Lo anterior no lo comparto para generar un falso patetismo, sino para enfocar que, si la Universidad de París fue lo que fue, es porque supo acoger en su seno la diversidad, pero no una diversidad en caos, sino una diversidad en la unidad, en la amistad; una diversidad que, dicho sea de paso, no era del todo diversa, porque compartía un núcleo común. El “unum” no se logra compartiendo lo periférico o accesorio, sino comulgando en la substancia y en lo medular, en un horizonte de sentido. Obviamente en la Universidad de París hubo muchos profesores y hubo más posturas intelectuales, pero el ejemplo de estos dos grandes profesores es una lección perenne para las universidades católicas. Por cierto, el 17 de marzo de 2010 Benedicto XVI dedicó una audiencia a hablar de ambos pensadores como “dos vías a Dios”: es un texto extraordinario.
¿Cómo es nuestra Universidad? ¿Más ‘unum’ que ‘versitas’ o al contrario? ¿Cómo la soñamos y cómo buscaremos la tensión fecunda y el difícil punto medio?

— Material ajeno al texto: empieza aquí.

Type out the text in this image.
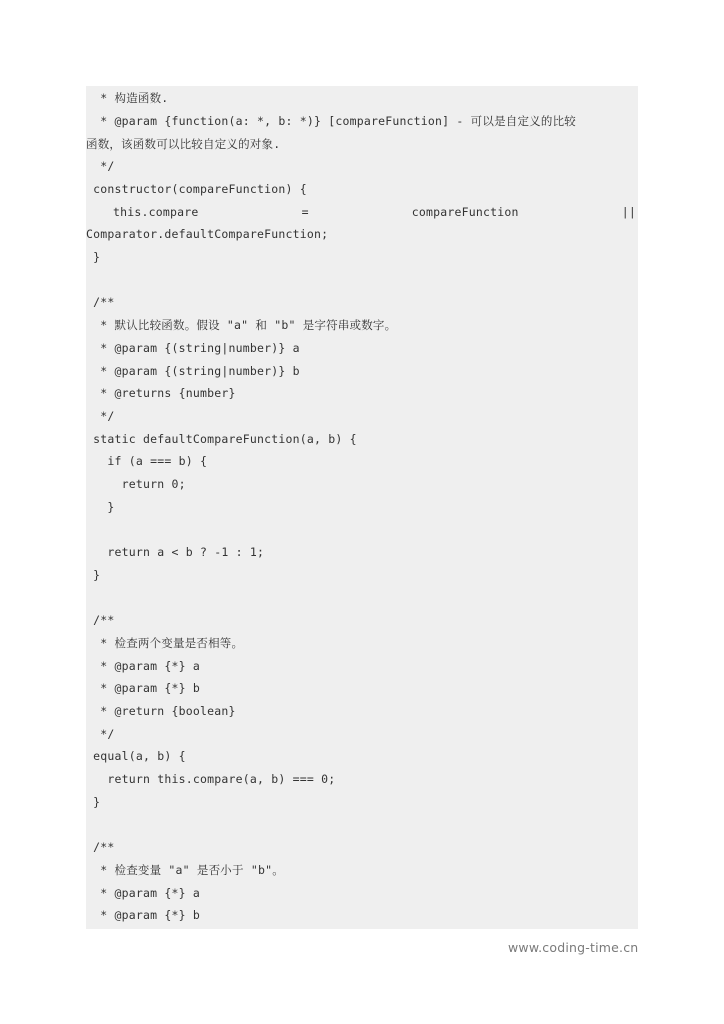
* 构造函数.
* @param {function(a: *, b: *)} [compareFunction] - 可以是自定义的比较
函数，该函数可以比较自定义的对象.
*/
constructor(compareFunction) {
this.compare	=	compareFunction	||
Comparator.defaultCompareFunction;
}
/**
* 默认比较函数。假设 "a" 和 "b" 是字符串或数字。
* @param {(string|number)} a
* @param {(string|number)} b
* @returns {number}
*/
static defaultCompareFunction(a, b) {
if (a === b) {
return 0;
}
return a < b ? -1 : 1;
}
/**
* 检查两个变量是否相等。
* @param {*} a
* @param {*} b
* @return {boolean}
*/
equal(a, b) {
return this.compare(a, b) === 0;
}
/**
* 检查变量 "a" 是否小于 "b"。
* @param {*} a
* @param {*} b
www.coding-time.cn
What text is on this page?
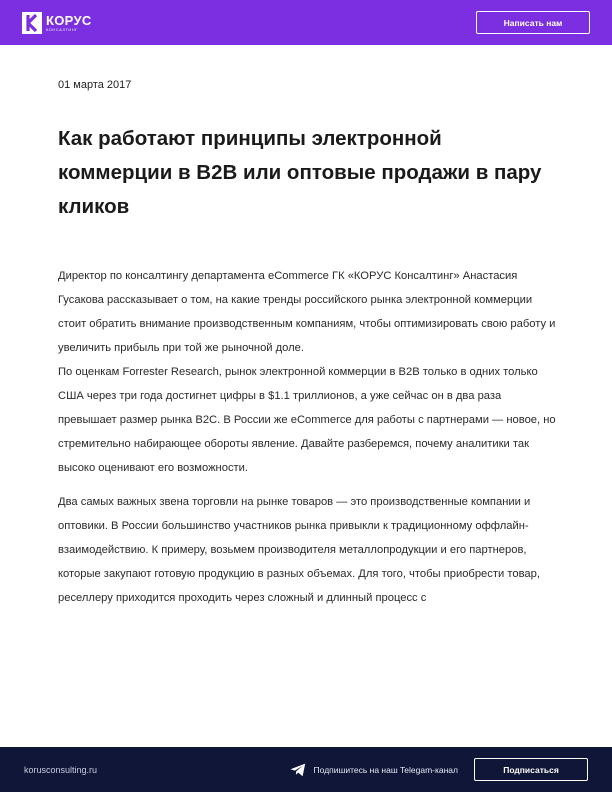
КОРУС
КОНСАЛТИНГ
Написать нам
01 марта 2017
Как работают принципы электронной коммерции в B2B или оптовые продажи в пару кликов

Директор по консалтингу департамента eCommerce ГК «КОРУС Консалтинг» Анастасия Гусакова рассказывает о том, на какие тренды российского рынка электронной коммерции стоит обратить внимание производственным компаниям, чтобы оптимизировать свою работу и увеличить прибыль при той же рыночной доле.

По оценкам Forrester Research, рынок электронной коммерции в B2B только в одних только США через три года достигнет цифры в $1.1 триллионов, а уже сейчас он в два раза превышает размер рынка B2C. В России же eCommerce для работы с партнерами — новое, но стремительно набирающее обороты явление. Давайте разберемся, почему аналитики так высоко оценивают его возможности.

Два самых важных звена торговли на рынке товаров — это производственные компании и оптовики. В России большинство участников рынка привыкли к традиционному оффлайн-взаимодействию. К примеру, возьмем производителя металлопродукции и его партнеров, которые закупают готовую продукцию в разных объемах. Для того, чтобы приобрести товар, реселлеру приходится проходить через сложный и длинный процесс с

korusconsulting.ru	Подпишитесь на наш Telegam-канал	Подписаться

En caso que haya uni-versidad, ¿en qué comulgamos, qué es aquello en lo que coincidimos y compartimos? ¿El ‘unum’ lo hace únicamente el software, el color rojo de los viernes o una porra? No niego que lo anterior sea “expresión” de comunidad, más bien opino que no puede ser el elemento en que gravite la unidad. ¿El ‘unum’ entonces lo debe hacer una pedagogía o una metodología? ¿Debe ser algo más espiritual? ¿Son unos valores? ¿Son unos fines? ¿En qué debemos comulgar sí o sí todos? ¿En qué es lícito (y hasta sano) diferir? ¿Cómo valoramos y gestionamos las diferencias? ¿La diversidad tiene márgenes o toda diversidad ha de ser acogida? ¿Tenemos la valentía y osadía de ver lo que de positivo, formativo y bueno hay en distintas propuestas de pensamiento no necesariamente afines –a primera vista– a nuestra tradición? Ninguna de estas preguntas es fácil de contestar. Ninguna de estas preguntas se puede contestar por una sola persona. Ninguna de estas preguntas debe ser omitida si queremos vivir otros cincuenta años.